Another challenge faced by those moving into biotech from pharma is knowing how much venture capital funding to take up front. In the early days of a company, VCs have the ability to be very flexible about valuation, often to the company's detriment. The value set when the Series A financing is completed can sometimes come in low and impact how the company is valued in the future. As a result, it is important to be very cautious at this stage. Be sure to seek advice from entrepreneurs that have gone through venture capital financings before. We learned many things from people who were willing to share their past experiences with valuation, and we appreciated this advice, especially given our ongoing transition from working with a major drug developer to being entrepreneurs.

In addition, it is tempting to take a large amount of money up front. After all, things will be tight early on and the larger numbers seem appealing. However, taking an excessive amount of money for Series A will dilute the ownership, and that means it lessens your return as a founder. Focus on taking just enough to fund value creation over the next two years. Choosing to do a smaller financing round can put you at risk, but the advantage comes in building value and reaping the benefits of increased value in later rounds.

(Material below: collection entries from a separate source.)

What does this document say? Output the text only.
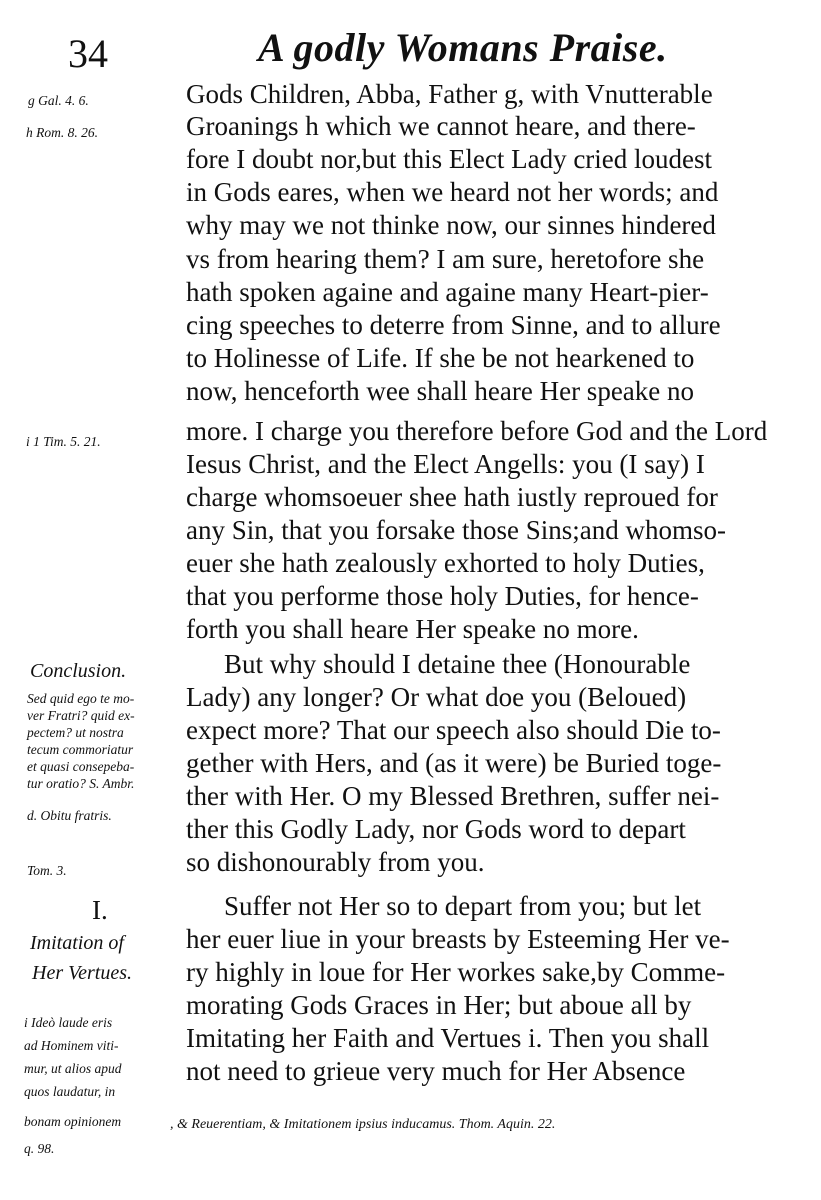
34	A godly Womans Praise.
g Gal. 4. 6.
h Rom. 8. 26.
i 1 Tim. 5. 21.
Conclusion.
Sed quid ego te mo-
ver Fratri? quid ex-
pectem? ut nostra
tecum commoriatur
et quasi consepeba-
tur oratio? S. Ambr.
d. Obitu fratris.
Tom. 3.
I.
Imitation of
Her Vertues.
i Ideò laude eris
ad Hominem viti-
mur, ut alios apud
quos laudatur, in
bonam opinionem
q. 98.
Gods Children, Abba, Father g, with Vnutterable
Groanings h which we cannot heare, and there-
fore I doubt nor,but this Elect Lady cried loudest
in Gods eares, when we heard not her words; and
why may we not thinke now, our sinnes hindered
vs from hearing them? I am sure, heretofore she
hath spoken againe and againe many Heart-pier-
cing speeches to deterre from Sinne, and to allure
to Holinesse of Life. If she be not hearkened to
now, henceforth wee shall heare Her speake no
more. I charge you therefore before God and the Lord
Iesus Christ, and the Elect Angells: you (I say) I
charge whomsoeuer shee hath iustly reproued for
any Sin, that you forsake those Sins;and whomso-
euer she hath zealously exhorted to holy Duties,
that you performe those holy Duties, for hence-
forth you shall heare Her speake no more.
But why should I detaine thee (Honourable
Lady) any longer? Or what doe you (Beloued)
expect more? That our speech also should Die to-
gether with Hers, and (as it were) be Buried toge-
ther with Her. O my Blessed Brethren, suffer nei-
ther this Godly Lady, nor Gods word to depart
so dishonourably from you.
Suffer not Her so to depart from you; but let
her euer liue in your breasts by Esteeming Her ve-
ry highly in loue for Her workes sake,by Comme-
morating Gods Graces in Her; but aboue all by
Imitating her Faith and Vertues i. Then you shall
not need to grieue very much for Her Absence
, & Reuerentiam, & Imitationem ipsius inducamus. Thom. Aquin. 22.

One of our initial advisors told us, “The first million dollars will be the hardest dollars you will ever raise.” This statement rang true because we were forced to raise money with almost no data and a limited track record. The reason we were able to overcome this hurdle was our drive to continually demonstrate progress. Even with limited resources, we were able to keep showing results at each subsequent meeting. This principle has continued through all our financings. Once you can demonstrate results and meet milestones, you gain credibility. It is this factor that attracts investors.

Conclusions

If starting a new company after leaving a large organization seems challenging to you, that's because it is. Identifying a unique, high value–generating area to research and building an entire organization takes considerable time and effort. It is a different mentality for the entire team to be united to move things forward and avoid the cliff looming in the distance. But the rewards are also substantial, allowing you and your team to pursue the science you find most interesting and promising. At the same time, you may even end up making some money—more than you would have had in your 'safe' job at a big pharma company.